Juliet looked around, wondering how another woman had crept into the room uninvited and unnoticed, but she refused to let this Dilly person distract her from the fact that her mother-in-law had paid to remove her children from her care during term-time. Now was her chance to protest.

Henry sensed Juliet’s disquiet before she could speak.

“Of course, we’re glad to be able to do it for them,” he put in. “We only wish we could have sent Tom to boarding school instead of that dreadful state comprehensive. No offence, Juliet, it probably suited you well enough. But he got there in the end. To a proper professional career, I mean.”

Juliet remembered now that Henry was a very successful barrister, which was odd, considering he could scarcely stand up to his wife. As a teenager, Tom had told Juliet that there was no point in him visiting most of the stands at the school careers fair, as his parents had declared the only routes open to him were the professions: law, medicine, dentistry, engineering, or accountancy. What about teaching? the careers advisor had asked him. Or librarianship? Juliet suggested. Not enough money or status, Tom had replied, channelling his mother. Juliet wondered what Veronica and Henry had thought of their son marrying a lowly librarian without a degree to her name.

“As did Simon,” Veronica was saying. Simon was Tom’s younger brother. “Of course, Dilly II went to Benenden before her medical training.”

Juliet blinked. Another Dilly? How many women called Dilly were in the family?
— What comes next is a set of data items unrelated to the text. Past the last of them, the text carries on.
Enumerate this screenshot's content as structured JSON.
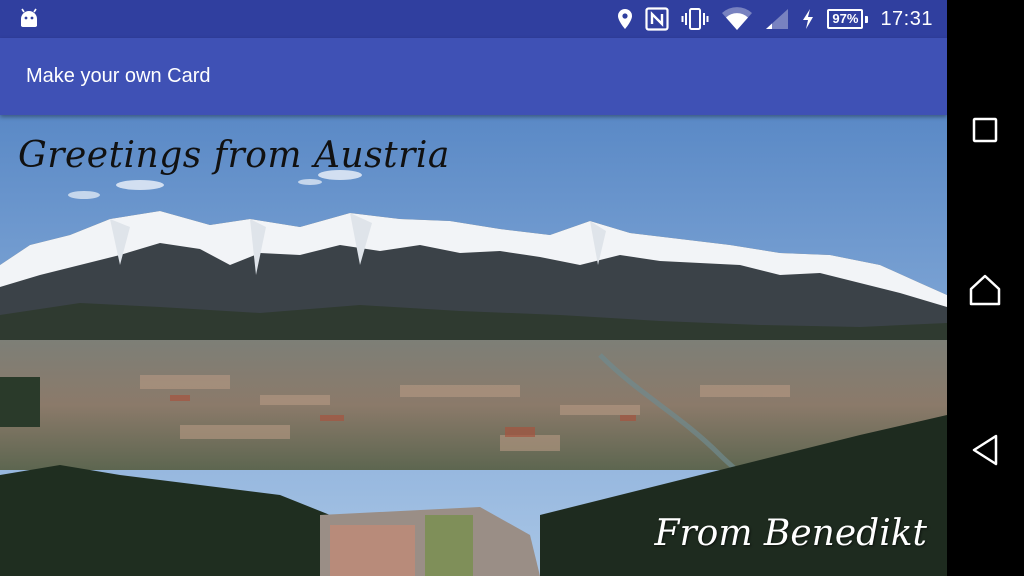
{
  "status_bar": {
    "left_icon": "android-icon",
    "icons": [
      "location-icon",
      "nfc-icon",
      "vibrate-icon",
      "wifi-icon",
      "signal-icon",
      "charging-icon"
    ],
    "battery_percent": "97%",
    "time": "17:31"
  },
  "app_bar": {
    "title": "Make your own Card"
  },
  "card": {
    "greeting": "Greetings from Austria",
    "signature": "From Benedikt"
  },
  "nav_bar": {
    "buttons": [
      "recents-button",
      "home-button",
      "back-button"
    ]
  },
  "colors": {
    "status_bar": "#303f9f",
    "app_bar": "#3f51b5",
    "sky": "#6b98cf",
    "snow": "#f2f4f7"
  }
}
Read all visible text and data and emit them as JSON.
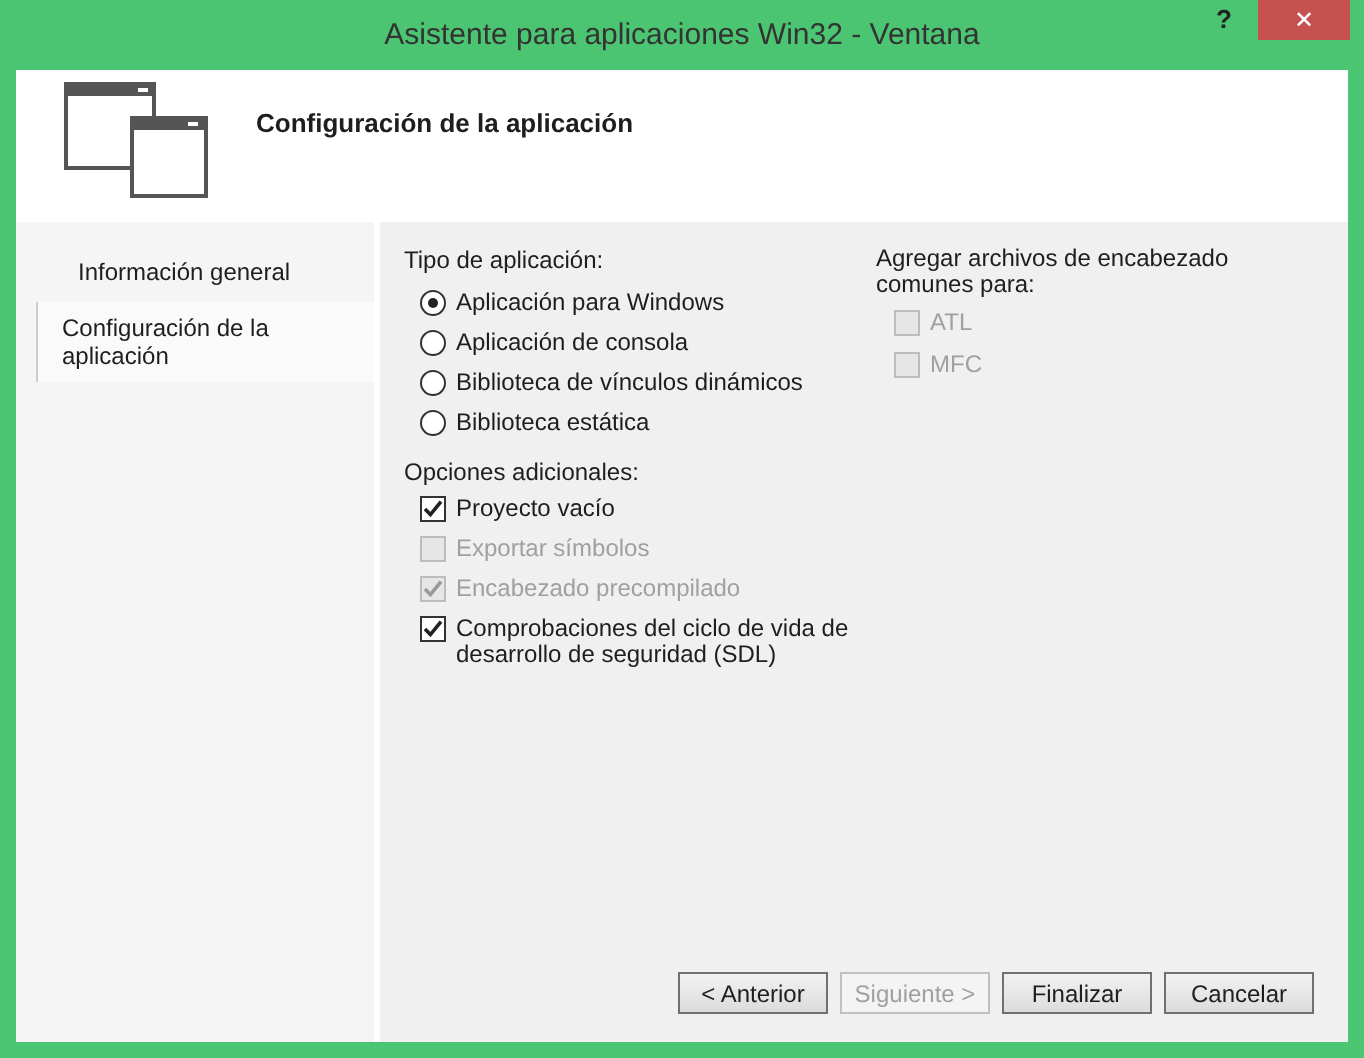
{
  "window": {
    "title": "Asistente para aplicaciones Win32 - Ventana",
    "help": "?",
    "close": "✕"
  },
  "header": {
    "title": "Configuración de la aplicación"
  },
  "sidebar": {
    "items": [
      {
        "label": "Información general",
        "selected": false
      },
      {
        "label": "Configuración de la aplicación",
        "selected": true
      }
    ]
  },
  "application_type": {
    "label": "Tipo de aplicación:",
    "options": [
      {
        "label": "Aplicación para Windows",
        "selected": true
      },
      {
        "label": "Aplicación de consola",
        "selected": false
      },
      {
        "label": "Biblioteca de vínculos dinámicos",
        "selected": false
      },
      {
        "label": "Biblioteca estática",
        "selected": false
      }
    ]
  },
  "additional_options": {
    "label": "Opciones adicionales:",
    "options": [
      {
        "label": "Proyecto vacío",
        "checked": true,
        "disabled": false
      },
      {
        "label": "Exportar símbolos",
        "checked": false,
        "disabled": true
      },
      {
        "label": "Encabezado precompilado",
        "checked": true,
        "disabled": true
      },
      {
        "label": "Comprobaciones del ciclo de vida de desarrollo de seguridad (SDL)",
        "checked": true,
        "disabled": false
      }
    ]
  },
  "common_headers": {
    "label": "Agregar archivos de encabezado comunes para:",
    "options": [
      {
        "label": "ATL",
        "checked": false,
        "disabled": true
      },
      {
        "label": "MFC",
        "checked": false,
        "disabled": true
      }
    ]
  },
  "buttons": [
    {
      "label": "< Anterior",
      "disabled": false
    },
    {
      "label": "Siguiente >",
      "disabled": true
    },
    {
      "label": "Finalizar",
      "disabled": false
    },
    {
      "label": "Cancelar",
      "disabled": false
    }
  ]
}
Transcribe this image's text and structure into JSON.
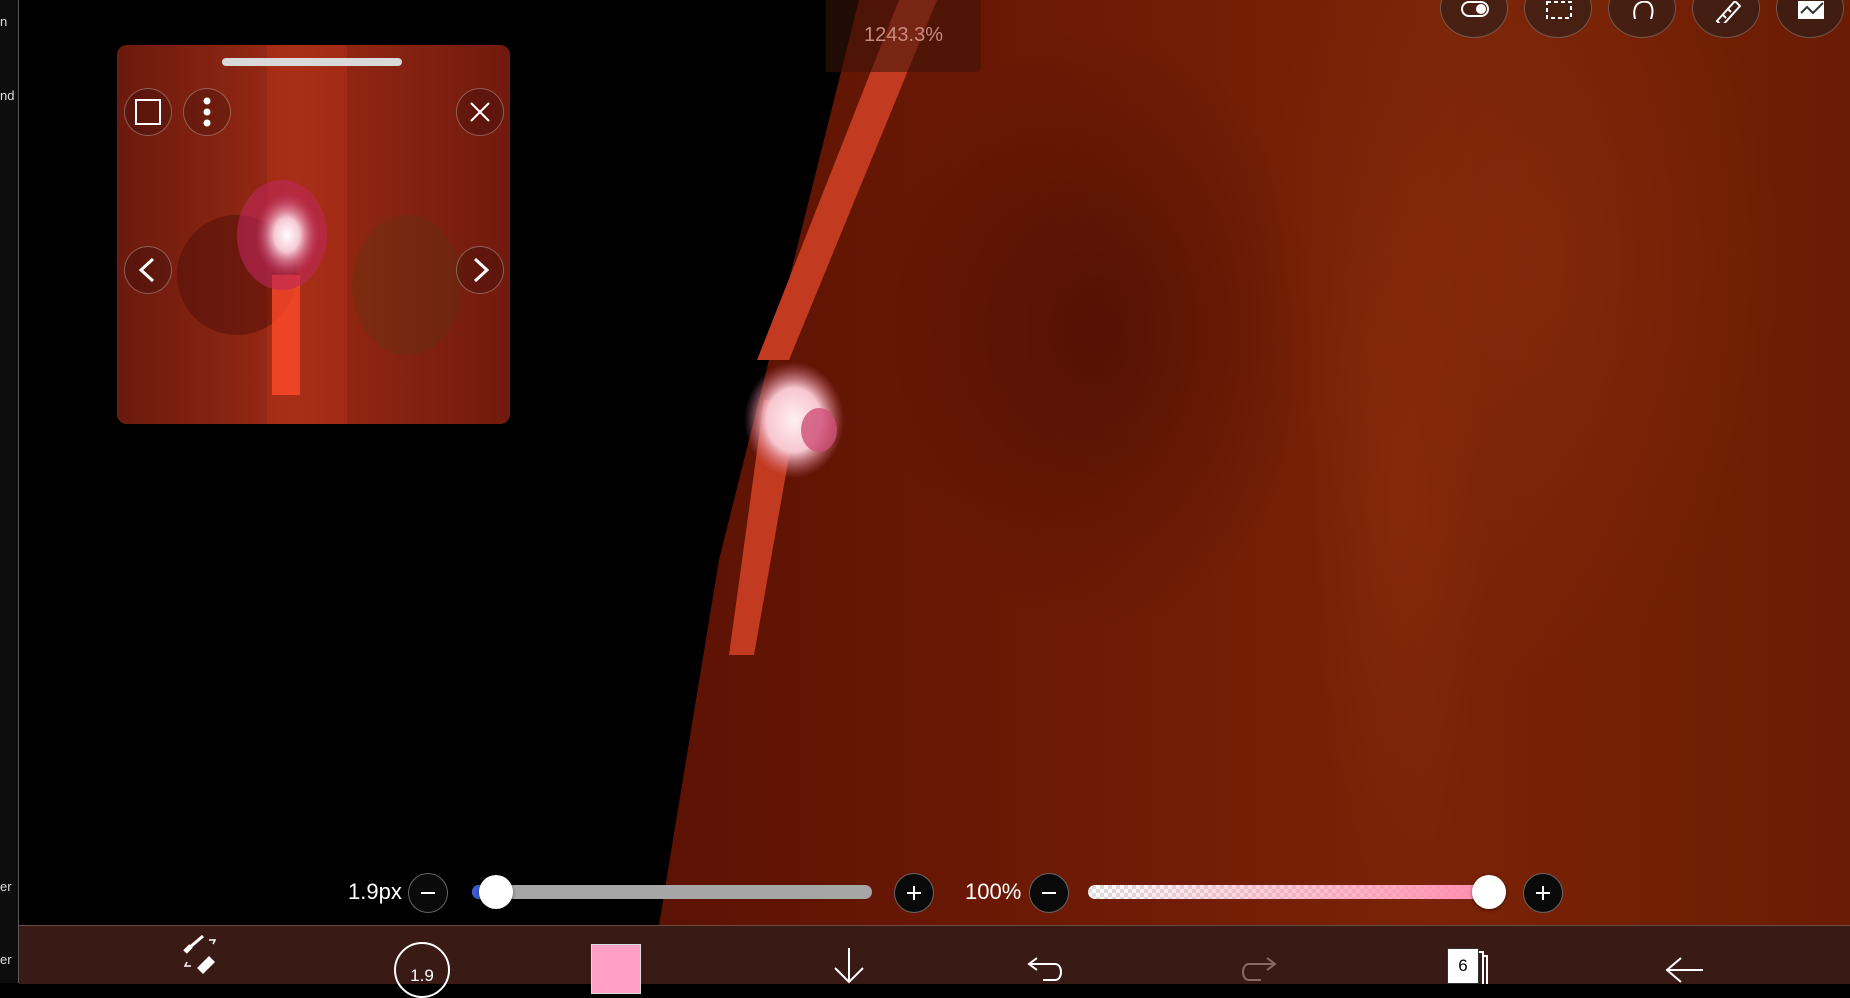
{
  "left_panel": {
    "labels": [
      "n",
      "nd",
      "er",
      "er"
    ]
  },
  "canvas": {
    "zoom_label": "1243.3%"
  },
  "top_tools": [
    {
      "name": "toggle-icon"
    },
    {
      "name": "selection-icon"
    },
    {
      "name": "hand-icon"
    },
    {
      "name": "ruler-icon"
    },
    {
      "name": "canvas-icon"
    }
  ],
  "reference_window": {
    "icons": [
      "frame-icon",
      "more-icon",
      "close-icon",
      "prev-icon",
      "next-icon"
    ]
  },
  "brush_size": {
    "label": "1.9px",
    "value_fraction": 0.06
  },
  "opacity": {
    "label": "100%",
    "value_fraction": 1.0
  },
  "toolbar": {
    "brush_size_value": "1.9",
    "color": "#ff9fc6",
    "layer_count": "6"
  },
  "colors": {
    "canvas_dark_red": "#6e1a04",
    "stroke_red": "#c23a1f",
    "toolbar_bg": "#3a1a14",
    "accent_pink": "#ff9fc6"
  }
}
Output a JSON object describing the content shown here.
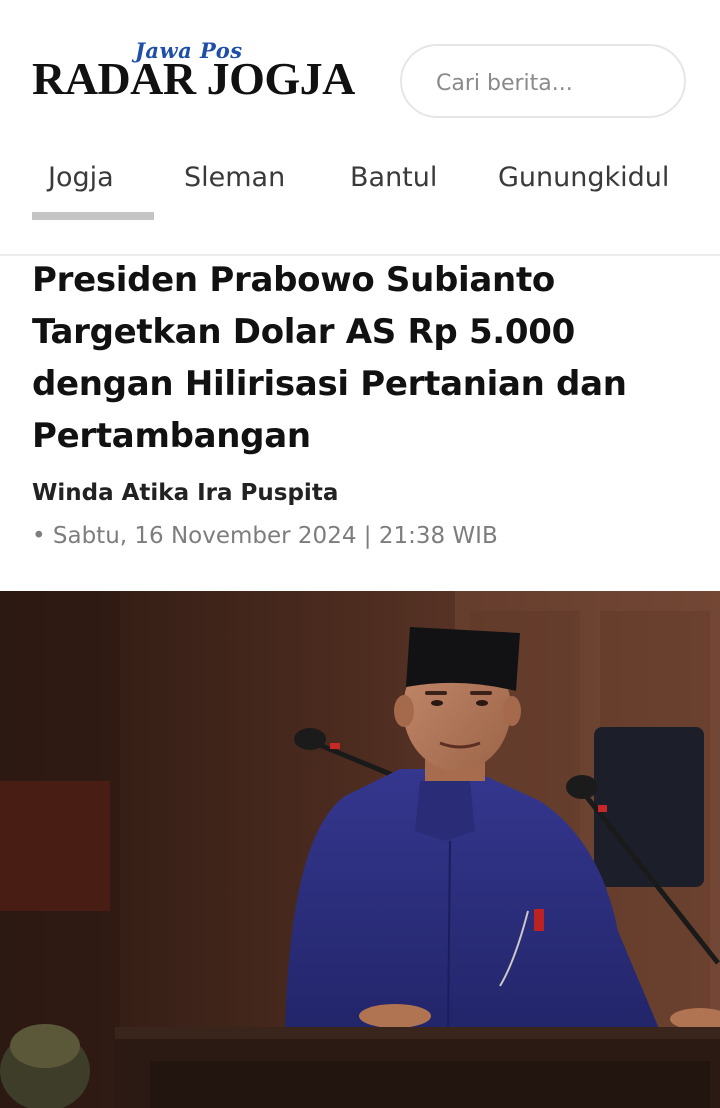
{
  "header": {
    "logo_top": "Jawa Pos",
    "logo_main": "RADAR JOGJA",
    "search_placeholder": "Cari berita..."
  },
  "nav": {
    "tabs": [
      "Jogja",
      "Sleman",
      "Bantul",
      "Gunungkidul"
    ],
    "active_tab": "Jogja"
  },
  "article": {
    "title": "Presiden Prabowo Subianto Targetkan Dolar AS Rp 5.000 dengan Hilirisasi Pertanian dan Pertambangan",
    "author": "Winda Atika Ira Puspita",
    "meta": "• Sabtu, 16 November 2024 | 21:38 WIB"
  },
  "colors": {
    "logo_blue": "#1e4ea8",
    "active_tab_bar": "#c4c4c4",
    "meta_gray": "#7d7d7d",
    "suit_navy": "#2d2f7d"
  }
}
God forbid there should be a second Veronica.

“Yes, Sarah says Bedales suited her two down to the ground,” said Tom. “Though I wouldn’t want to send ours so far away.”

When Tom raised his eyebrows questioningly at Juliet, she murmured agreement, sensing that if she tried to make a case for the local state school, he would not support her. She looked away.

Then it dawned on her. If Simon’s wife was called Sarah, then Dilly must be a pet-name. But why the number? No, not a pet-name – an acronym, for convenience. Dilly – DIL – daughter-in-law. Suddenly, Juliet realised that all evening, Veronica hadn’t once called her by name. To Veronica, she was just Dilly I – her daughter-in-law whose prime purpose and only value was to produce her precious grandchildren.